I had reflux that could hurtle up so fast, before I knew it, it was coming out my nose. And the pain of that is still a vivid memory. But this went untreated, and I never knew that other people didn’t experience it. I couldn’t speak about it so I couldn’t ask. But for two decades I just drank milk. That’s how I treated it. And noticed certain things made it worse and didn’t eat those things.
That’s not the ideal I know, but the delayed and immature system is struggling with age appropriate foods.
But, to my mind, you have to gently try to nudge a thing along.

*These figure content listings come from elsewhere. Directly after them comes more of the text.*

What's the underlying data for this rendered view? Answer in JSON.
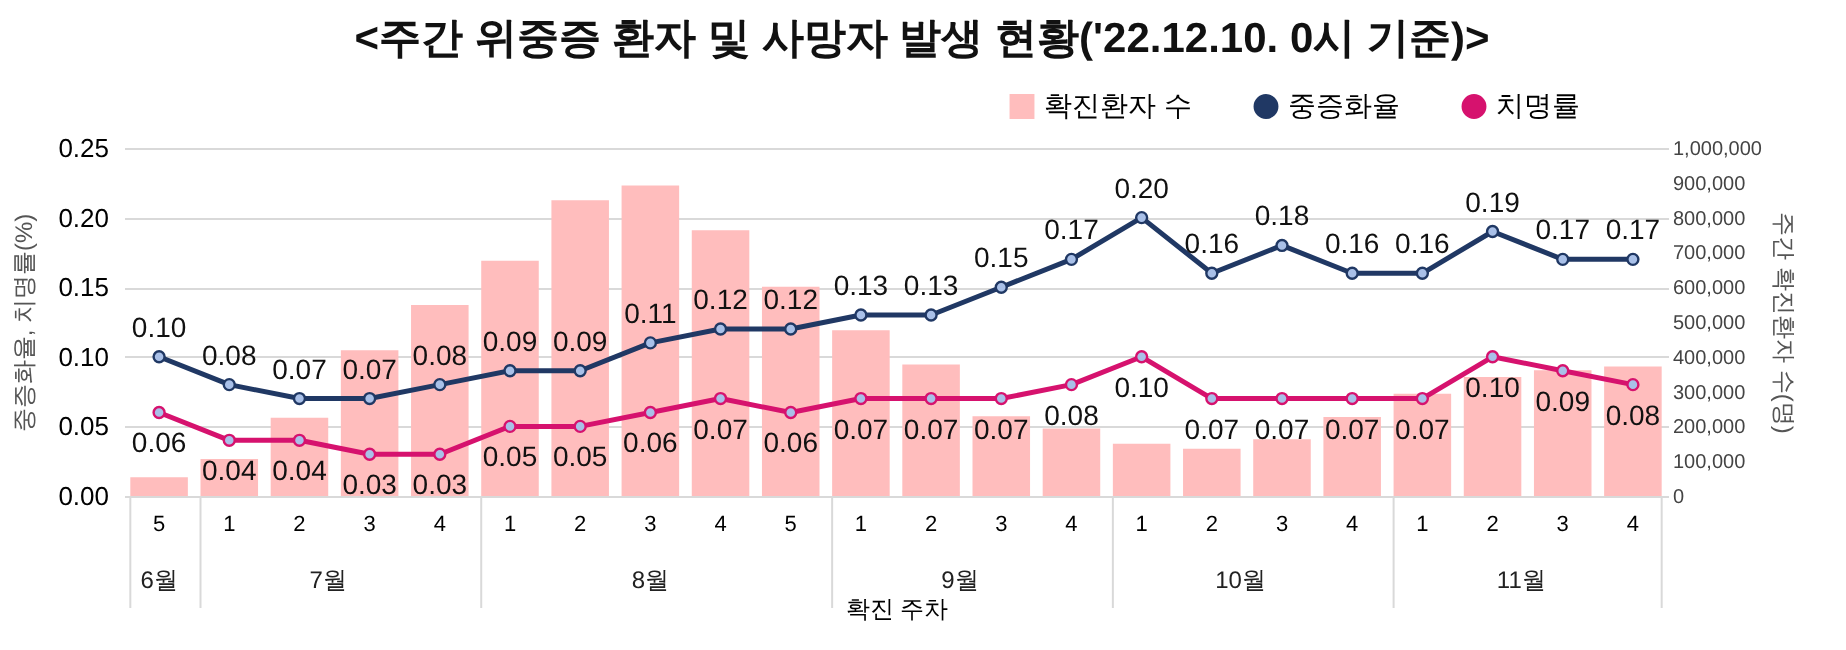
{
  "chart_data": {
    "type": "bar",
    "title": "<주간 위중증 환자 및 사망자 발생 현황('22.12.10. 0시 기준)>",
    "xlabel": "확진 주차",
    "ylabel": "중증화율, 치명률(%)",
    "y2label": "주간 확진환자 수(명)",
    "categories": [
      "5",
      "1",
      "2",
      "3",
      "4",
      "1",
      "2",
      "3",
      "4",
      "5",
      "1",
      "2",
      "3",
      "4",
      "1",
      "2",
      "3",
      "4",
      "1",
      "2",
      "3",
      "4"
    ],
    "annotations": [
      "6월",
      "7월",
      "8월",
      "9월",
      "10월",
      "11월"
    ],
    "series": [
      {
        "name": "확진환자 수",
        "axis": "y2",
        "color": "#ffbdbd",
        "values": [
          54000,
          106000,
          225000,
          419000,
          549000,
          676000,
          850000,
          892000,
          764000,
          601000,
          476000,
          378000,
          229000,
          194000,
          150000,
          136000,
          163000,
          227000,
          294000,
          342000,
          361000,
          372000
        ]
      },
      {
        "name": "중증화율",
        "type": "line",
        "axis": "y",
        "color": "#203864",
        "values": [
          0.1,
          0.08,
          0.07,
          0.07,
          0.08,
          0.09,
          0.09,
          0.11,
          0.12,
          0.12,
          0.13,
          0.13,
          0.15,
          0.17,
          0.2,
          0.16,
          0.18,
          0.16,
          0.16,
          0.19,
          0.17,
          0.17
        ],
        "value_labels": [
          "0.10",
          "0.08",
          "0.07",
          "0.07",
          "0.08",
          "0.09",
          "0.09",
          "0.11",
          "0.12",
          "0.12",
          "0.13",
          "0.13",
          "0.15",
          "0.17",
          "0.20",
          "0.16",
          "0.18",
          "0.16",
          "0.16",
          "0.19",
          "0.17",
          "0.17"
        ]
      },
      {
        "name": "치명률",
        "type": "line",
        "axis": "y",
        "color": "#d6126e",
        "values": [
          0.06,
          0.04,
          0.04,
          0.03,
          0.03,
          0.05,
          0.05,
          0.06,
          0.07,
          0.06,
          0.07,
          0.07,
          0.07,
          0.08,
          0.1,
          0.07,
          0.07,
          0.07,
          0.07,
          0.1,
          0.09,
          0.08
        ],
        "value_labels": [
          "0.06",
          "0.04",
          "0.04",
          "0.03",
          "0.03",
          "0.05",
          "0.05",
          "0.06",
          "0.07",
          "0.06",
          "0.07",
          "0.07",
          "0.07",
          "0.08",
          "0.10",
          "0.07",
          "0.07",
          "0.07",
          "0.07",
          "0.10",
          "0.09",
          "0.08"
        ]
      }
    ],
    "ylim": [
      0,
      0.25
    ],
    "yticks": [
      {
        "value": 0,
        "label": "0.00"
      },
      {
        "value": 0.05,
        "label": "0.05"
      },
      {
        "value": 0.1,
        "label": "0.10"
      },
      {
        "value": 0.15,
        "label": "0.15"
      },
      {
        "value": 0.2,
        "label": "0.20"
      },
      {
        "value": 0.25,
        "label": "0.25"
      }
    ],
    "y2lim": [
      0,
      1000000
    ],
    "y2ticks": [
      {
        "value": 0,
        "label": "0"
      },
      {
        "value": 100000,
        "label": "100,000"
      },
      {
        "value": 200000,
        "label": "200,000"
      },
      {
        "value": 300000,
        "label": "300,000"
      },
      {
        "value": 400000,
        "label": "400,000"
      },
      {
        "value": 500000,
        "label": "500,000"
      },
      {
        "value": 600000,
        "label": "600,000"
      },
      {
        "value": 700000,
        "label": "700,000"
      },
      {
        "value": 800000,
        "label": "800,000"
      },
      {
        "value": 900000,
        "label": "900,000"
      },
      {
        "value": 1000000,
        "label": "1,000,000"
      }
    ],
    "grid": "y",
    "legend": "top right",
    "marker": "circle",
    "line_style": "solid"
  }
}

For an example, long ago, some eye problems were treated by covering the good eye to nudge the lazy eye. I would think that behind that, for that specific eye problem, instead of just giving that eye a magnified lens where it didn’t have to improve, the method, was to make the brain work the eye to achieve some improvement and then see if a lens was needed. And that tends to be the approach for me because medicines can sometimes be problematic when used for a long time. And often, you read on the medication packet that it isn’t recommended to do so. So, if the problem is going to exist for an extensive period, I like to use the ‘nudge along’ approach where it’s possible.
Decades of milk and for me, having no knowledge of Rett Syndrome, I self treated essentially. But I will say, had I known my condition, and been able to articulate it, for those particularly bad episodes of reflux I would have certainly taken a medicine than tolerated what I did.